Hi everyone,
This is a fairly long email describing where we're at with Timed Media Handler, and what we plan for this week. The short version is: * We'll be deploying a few fixes tomorrow (Monday) * If all goes well, we'd like to deploy Timed Media Handler to Commons on Wednesday (9am PDT) * Short of deploying to Commons, we'd like to make some other significant deployment.
I haven't yet run this plan by Jan (hi Jan!), so it's subject to change, but barring some unforeseen wrinkle, that's what we're rolling with.
The long version: As Peter said earlier this week, the last big blocker for using Timed Media Handler (TMH) was the upgrade to Precise, which is now done (yay!)

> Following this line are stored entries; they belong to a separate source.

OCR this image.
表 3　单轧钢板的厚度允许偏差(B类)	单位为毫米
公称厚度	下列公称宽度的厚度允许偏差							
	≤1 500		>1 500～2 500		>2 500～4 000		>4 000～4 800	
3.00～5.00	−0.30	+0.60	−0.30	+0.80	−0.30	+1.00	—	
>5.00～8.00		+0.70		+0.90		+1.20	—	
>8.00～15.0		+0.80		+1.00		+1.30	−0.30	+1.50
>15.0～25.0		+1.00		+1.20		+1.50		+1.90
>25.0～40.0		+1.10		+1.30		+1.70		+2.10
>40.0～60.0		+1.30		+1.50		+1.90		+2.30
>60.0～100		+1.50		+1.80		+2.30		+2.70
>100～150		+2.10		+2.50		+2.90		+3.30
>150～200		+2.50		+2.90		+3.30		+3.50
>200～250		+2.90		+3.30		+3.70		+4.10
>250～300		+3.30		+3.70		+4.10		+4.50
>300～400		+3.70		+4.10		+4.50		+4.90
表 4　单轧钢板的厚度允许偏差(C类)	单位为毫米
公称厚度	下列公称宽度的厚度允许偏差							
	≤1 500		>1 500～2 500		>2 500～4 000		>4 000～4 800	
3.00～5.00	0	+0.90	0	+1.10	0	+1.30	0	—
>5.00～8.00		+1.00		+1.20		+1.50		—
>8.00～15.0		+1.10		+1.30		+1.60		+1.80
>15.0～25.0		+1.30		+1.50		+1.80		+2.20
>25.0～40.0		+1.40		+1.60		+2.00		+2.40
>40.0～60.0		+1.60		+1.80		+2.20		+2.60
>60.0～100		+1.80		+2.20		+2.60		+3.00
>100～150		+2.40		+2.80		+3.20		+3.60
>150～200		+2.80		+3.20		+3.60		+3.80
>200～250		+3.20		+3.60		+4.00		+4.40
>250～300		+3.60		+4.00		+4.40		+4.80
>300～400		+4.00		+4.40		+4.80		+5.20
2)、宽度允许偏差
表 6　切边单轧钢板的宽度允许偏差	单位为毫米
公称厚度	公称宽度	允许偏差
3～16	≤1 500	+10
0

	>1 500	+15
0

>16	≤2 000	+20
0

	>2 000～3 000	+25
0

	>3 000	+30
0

Currently on test2 for videos that where uploaded to test2 thumbnails work, e.g.: http://test2.wikipedia.org/wiki/File:Citygroup_Center,_San_Francisco.ogv
Thumbs stopped working for videos that are loaded from commons, e.g. http://test2.wikipedia.org/wiki/File:Folgers.ogv
The problem with the videos loaded from commons is that the expected thumb name starts with "Mid-", and that OggHandler on Commons doesn't support arbitrary pixel sizes in the request. Meanwhile, TMH assumes that it can request video thumbs by pixel size.
Jan Gerber prepared a few fixes on Friday, and Aaron is going to deploy those on Monday. Here's all of Jan's recent commits: https://gerrit.wikimedia.org/r/#/q/owner:J,n,z
I *think* that will clear up the last of our issues that are known blockers for wider deployment.
On Thursday, Tim, Aaron and I had a conversation on #mediawiki about CPU time for thumbnailing based on some problems: http://bots.wmflabs.org/~wm-bot/logs/%23mediawiki/20121026.txt
One minor thing we saw was that avconv (a fork of ffmpeg supported as a replacement for ffmpeg in Ubuntu) seems to have slightly better performance than ffmpeg. Jan plans to switch over to avconv.
We also noticed that it's possible to mop up a ton of CPU time creating a video if the video is long enough (and maybe with only a single keyframe at the beginning). However, Jan pointed out that TMH uses command line switches that solve this problem by seeking a couple seconds before the target frame before decoding (using the -ss parameter on the input), and then decoding a couple seconds of video to get a good snapshot. Here's the command line: avconv -ss X -i video.ogv -ss Y -vframes 1 -an -f mjpeg out.jpg
with X=Y-2
This provides a bit of a buffer so that we can be reasonably sure that avconv pulls in a keyframe, or at least has a chance to pull together a good snapshot based on several other frames.
Assuming we get the last blocking bugs fixed tomorrow, then we should be able to go onto Commons on Wednesday, so that's our current plan. Let us know if there are issues with this.